I'm a few weeks into my work on the Daggett campaign and some of what I'm seeing here I think can give us some good insight into listening & really listening.
I made this first observation during the Motrin Mom controversy last year. I was one of the people who didn't think Motrin needed to react so quickly and pull the ads. And to hear the buzz build over that weekend & hear people complain that "it's been 24 hours and no one from Motrin has responded" was, in my humble but deadly accurate opinion, sort of ridiculous. As I said in my initial post, if it was about poison in Motrin, they needed to respond ASAP. But not reacting in 24 hours to people not liking their ad? I think that could've waited.
And it's interesting to see what people are most complaining about during the elections here in NJ are property taxes. It's not the only issue, but it's sure at the top of everyone's mind here in the state. Our team put out a plan to deal with property taxes last week. Not everyone agrees with them, but we were listening to what people were saying and trying to answer their concerns.

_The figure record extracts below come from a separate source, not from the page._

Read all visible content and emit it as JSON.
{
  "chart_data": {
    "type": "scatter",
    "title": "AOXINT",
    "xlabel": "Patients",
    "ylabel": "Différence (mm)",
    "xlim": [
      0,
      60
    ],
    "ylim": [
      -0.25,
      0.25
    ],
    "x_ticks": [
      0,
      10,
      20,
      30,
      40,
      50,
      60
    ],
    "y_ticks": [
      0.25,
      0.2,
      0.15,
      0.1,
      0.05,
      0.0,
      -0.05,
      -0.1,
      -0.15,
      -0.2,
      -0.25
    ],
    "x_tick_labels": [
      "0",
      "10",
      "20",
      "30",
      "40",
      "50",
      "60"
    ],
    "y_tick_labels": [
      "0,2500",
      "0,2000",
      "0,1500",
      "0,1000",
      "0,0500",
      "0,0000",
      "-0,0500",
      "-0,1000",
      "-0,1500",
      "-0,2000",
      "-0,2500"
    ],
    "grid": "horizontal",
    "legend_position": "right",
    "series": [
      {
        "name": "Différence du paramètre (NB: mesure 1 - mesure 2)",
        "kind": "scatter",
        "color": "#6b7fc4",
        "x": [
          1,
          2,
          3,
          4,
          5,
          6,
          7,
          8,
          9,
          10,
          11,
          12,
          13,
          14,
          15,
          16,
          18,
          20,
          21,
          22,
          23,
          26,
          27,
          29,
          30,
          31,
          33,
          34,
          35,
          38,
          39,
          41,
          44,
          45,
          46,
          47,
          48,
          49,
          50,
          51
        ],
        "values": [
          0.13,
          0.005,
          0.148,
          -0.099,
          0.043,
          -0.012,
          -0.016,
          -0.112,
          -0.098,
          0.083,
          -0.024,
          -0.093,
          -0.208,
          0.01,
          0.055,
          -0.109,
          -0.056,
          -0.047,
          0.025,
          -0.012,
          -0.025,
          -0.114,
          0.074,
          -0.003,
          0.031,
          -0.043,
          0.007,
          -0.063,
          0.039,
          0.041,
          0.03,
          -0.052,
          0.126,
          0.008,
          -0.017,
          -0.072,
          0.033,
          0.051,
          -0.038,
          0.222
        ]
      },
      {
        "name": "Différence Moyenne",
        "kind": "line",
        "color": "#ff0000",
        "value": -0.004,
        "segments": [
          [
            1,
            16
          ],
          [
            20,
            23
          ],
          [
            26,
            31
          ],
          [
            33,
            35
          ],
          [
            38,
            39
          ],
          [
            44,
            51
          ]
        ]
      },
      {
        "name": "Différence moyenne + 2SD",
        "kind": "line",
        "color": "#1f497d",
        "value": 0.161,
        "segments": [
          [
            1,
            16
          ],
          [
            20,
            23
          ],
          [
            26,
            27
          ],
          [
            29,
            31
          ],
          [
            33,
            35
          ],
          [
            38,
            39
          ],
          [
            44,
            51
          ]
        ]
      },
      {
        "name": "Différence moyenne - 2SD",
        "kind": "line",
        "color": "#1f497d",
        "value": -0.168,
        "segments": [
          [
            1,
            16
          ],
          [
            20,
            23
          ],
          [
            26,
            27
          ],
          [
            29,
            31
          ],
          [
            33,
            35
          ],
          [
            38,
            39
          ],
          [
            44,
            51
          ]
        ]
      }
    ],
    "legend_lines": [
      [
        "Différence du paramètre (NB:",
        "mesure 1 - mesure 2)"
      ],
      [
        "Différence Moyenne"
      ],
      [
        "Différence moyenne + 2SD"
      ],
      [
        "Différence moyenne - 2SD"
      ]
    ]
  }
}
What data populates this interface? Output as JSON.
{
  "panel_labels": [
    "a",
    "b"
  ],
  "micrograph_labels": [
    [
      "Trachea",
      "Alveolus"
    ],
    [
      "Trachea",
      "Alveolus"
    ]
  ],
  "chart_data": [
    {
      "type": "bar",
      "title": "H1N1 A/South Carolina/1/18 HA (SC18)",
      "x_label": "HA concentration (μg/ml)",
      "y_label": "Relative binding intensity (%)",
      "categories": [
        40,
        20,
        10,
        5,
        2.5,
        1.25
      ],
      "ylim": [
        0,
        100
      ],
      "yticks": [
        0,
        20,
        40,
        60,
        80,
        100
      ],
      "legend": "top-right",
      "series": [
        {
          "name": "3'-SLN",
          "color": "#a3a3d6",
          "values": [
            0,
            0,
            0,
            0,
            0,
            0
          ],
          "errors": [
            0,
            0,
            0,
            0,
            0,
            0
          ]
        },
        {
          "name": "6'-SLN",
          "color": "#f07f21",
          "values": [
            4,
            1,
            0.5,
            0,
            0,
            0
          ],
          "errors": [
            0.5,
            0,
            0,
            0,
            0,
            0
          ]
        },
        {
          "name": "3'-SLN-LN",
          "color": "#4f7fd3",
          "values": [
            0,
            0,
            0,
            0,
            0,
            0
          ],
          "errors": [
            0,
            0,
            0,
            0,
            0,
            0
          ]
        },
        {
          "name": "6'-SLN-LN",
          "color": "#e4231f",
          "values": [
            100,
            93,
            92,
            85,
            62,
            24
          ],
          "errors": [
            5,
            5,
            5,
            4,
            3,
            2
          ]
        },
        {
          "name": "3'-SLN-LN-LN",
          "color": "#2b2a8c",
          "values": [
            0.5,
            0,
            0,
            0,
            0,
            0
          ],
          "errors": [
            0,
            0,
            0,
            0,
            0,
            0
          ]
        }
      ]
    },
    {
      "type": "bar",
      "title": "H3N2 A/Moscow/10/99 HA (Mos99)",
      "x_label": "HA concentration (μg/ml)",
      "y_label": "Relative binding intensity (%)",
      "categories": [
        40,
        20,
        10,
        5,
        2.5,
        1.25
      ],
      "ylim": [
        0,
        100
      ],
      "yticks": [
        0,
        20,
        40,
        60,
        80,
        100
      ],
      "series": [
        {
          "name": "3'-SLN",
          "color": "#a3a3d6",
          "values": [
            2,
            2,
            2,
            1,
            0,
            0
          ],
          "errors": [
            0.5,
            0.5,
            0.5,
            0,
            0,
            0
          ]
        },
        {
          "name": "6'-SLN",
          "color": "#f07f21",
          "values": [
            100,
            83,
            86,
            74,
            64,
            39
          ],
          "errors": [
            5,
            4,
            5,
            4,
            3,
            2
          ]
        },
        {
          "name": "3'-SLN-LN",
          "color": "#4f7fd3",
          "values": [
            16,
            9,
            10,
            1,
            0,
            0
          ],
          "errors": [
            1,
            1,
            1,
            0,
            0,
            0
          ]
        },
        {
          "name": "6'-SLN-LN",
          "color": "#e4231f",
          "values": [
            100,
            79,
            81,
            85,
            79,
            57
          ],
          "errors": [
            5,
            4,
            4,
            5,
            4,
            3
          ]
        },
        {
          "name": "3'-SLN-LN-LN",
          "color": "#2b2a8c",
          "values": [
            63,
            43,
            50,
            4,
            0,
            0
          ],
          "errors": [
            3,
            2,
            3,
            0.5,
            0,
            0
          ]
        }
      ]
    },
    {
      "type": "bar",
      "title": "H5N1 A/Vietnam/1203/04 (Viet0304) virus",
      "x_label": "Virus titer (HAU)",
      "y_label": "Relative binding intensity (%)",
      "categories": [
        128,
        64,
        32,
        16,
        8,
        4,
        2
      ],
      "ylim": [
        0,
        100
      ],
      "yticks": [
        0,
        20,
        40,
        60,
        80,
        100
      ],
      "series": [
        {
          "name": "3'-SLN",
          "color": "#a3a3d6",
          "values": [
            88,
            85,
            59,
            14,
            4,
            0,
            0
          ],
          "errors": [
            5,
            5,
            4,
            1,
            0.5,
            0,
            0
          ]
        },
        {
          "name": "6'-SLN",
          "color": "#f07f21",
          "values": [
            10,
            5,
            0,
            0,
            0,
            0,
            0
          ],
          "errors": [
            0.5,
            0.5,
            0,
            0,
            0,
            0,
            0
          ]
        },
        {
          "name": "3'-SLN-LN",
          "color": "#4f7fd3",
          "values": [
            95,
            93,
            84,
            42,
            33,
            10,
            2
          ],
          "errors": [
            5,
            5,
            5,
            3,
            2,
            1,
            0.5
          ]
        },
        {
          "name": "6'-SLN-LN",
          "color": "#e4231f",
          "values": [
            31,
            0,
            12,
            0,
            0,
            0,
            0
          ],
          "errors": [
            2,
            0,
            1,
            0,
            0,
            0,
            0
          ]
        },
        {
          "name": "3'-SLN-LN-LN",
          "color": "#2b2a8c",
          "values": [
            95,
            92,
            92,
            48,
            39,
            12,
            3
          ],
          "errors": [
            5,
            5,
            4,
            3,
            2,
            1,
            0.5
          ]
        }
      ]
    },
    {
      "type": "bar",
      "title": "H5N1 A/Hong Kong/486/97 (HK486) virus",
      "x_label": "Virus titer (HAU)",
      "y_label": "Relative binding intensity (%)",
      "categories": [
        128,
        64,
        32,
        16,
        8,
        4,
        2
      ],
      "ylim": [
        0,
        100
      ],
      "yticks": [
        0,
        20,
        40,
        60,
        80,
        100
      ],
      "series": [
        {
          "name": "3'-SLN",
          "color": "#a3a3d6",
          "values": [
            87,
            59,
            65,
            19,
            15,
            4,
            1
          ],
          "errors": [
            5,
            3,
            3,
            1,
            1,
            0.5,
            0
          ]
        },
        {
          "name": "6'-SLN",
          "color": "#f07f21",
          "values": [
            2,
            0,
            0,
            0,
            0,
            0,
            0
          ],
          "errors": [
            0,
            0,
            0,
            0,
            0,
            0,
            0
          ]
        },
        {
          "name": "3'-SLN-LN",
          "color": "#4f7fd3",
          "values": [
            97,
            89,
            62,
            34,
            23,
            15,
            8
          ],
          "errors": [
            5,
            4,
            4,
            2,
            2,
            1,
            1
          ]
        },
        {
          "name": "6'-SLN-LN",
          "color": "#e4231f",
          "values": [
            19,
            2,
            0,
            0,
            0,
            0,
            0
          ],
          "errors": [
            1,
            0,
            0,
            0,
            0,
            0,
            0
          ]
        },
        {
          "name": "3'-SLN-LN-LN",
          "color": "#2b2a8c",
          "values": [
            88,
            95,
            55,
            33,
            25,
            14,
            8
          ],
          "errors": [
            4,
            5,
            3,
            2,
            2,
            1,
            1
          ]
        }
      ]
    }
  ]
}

But, I've also spent time in one of our campaign offices and had people drop in to tell me what problems we needed to solve if we won the elections. Some of them were real concerns that impacted a great number of people and some of them were only impacting the person making the complaint. Sure it's a valid complaint for that person, but is it in the best interest of the campaign to try & solve every complaint?
And I think brands face the same challenge. How do you listen to every complaint without reacting to each one. And reacting is different then responding. We can respond to everyone without reacting to everyone. If we reacted to everyone who asked us to do something in our campaign, we'd probably never get anything accomplished.
On the other hand, when everyone's yelling to do something, well maybe you should be thinking about reacting. In NJ where everyone is concerned about how high property taxes are, it's probably a good idea to discuss actually plans for what to do. We did it, knowing that there were people out there who would pick apart every item. But the discussion needed to start somewhere and that what's we did. We're now reading all of the comments and seeing what people think. We're trying to be smart about listening and responding, but not necessarily reacting to every comment and suggestion.
That's the really tricky part today. You should always be listening to our consumers. The fact that people think we're living in such a great, cool time because now we can listen to our consumers show just how far off-base the ad industry is. Listening to consumers should not be seen as a great new strategy. Talk to folks at GM about what happens when you're not listening. Now they can come up with cars that get great gas mileage when for years they produced gas guzzling cars that people didn't even really like.
The trick is to learn when to react. When do you take that information that you gather and turn it into an action item? And when do you thank people for their thoughts and leave it at that?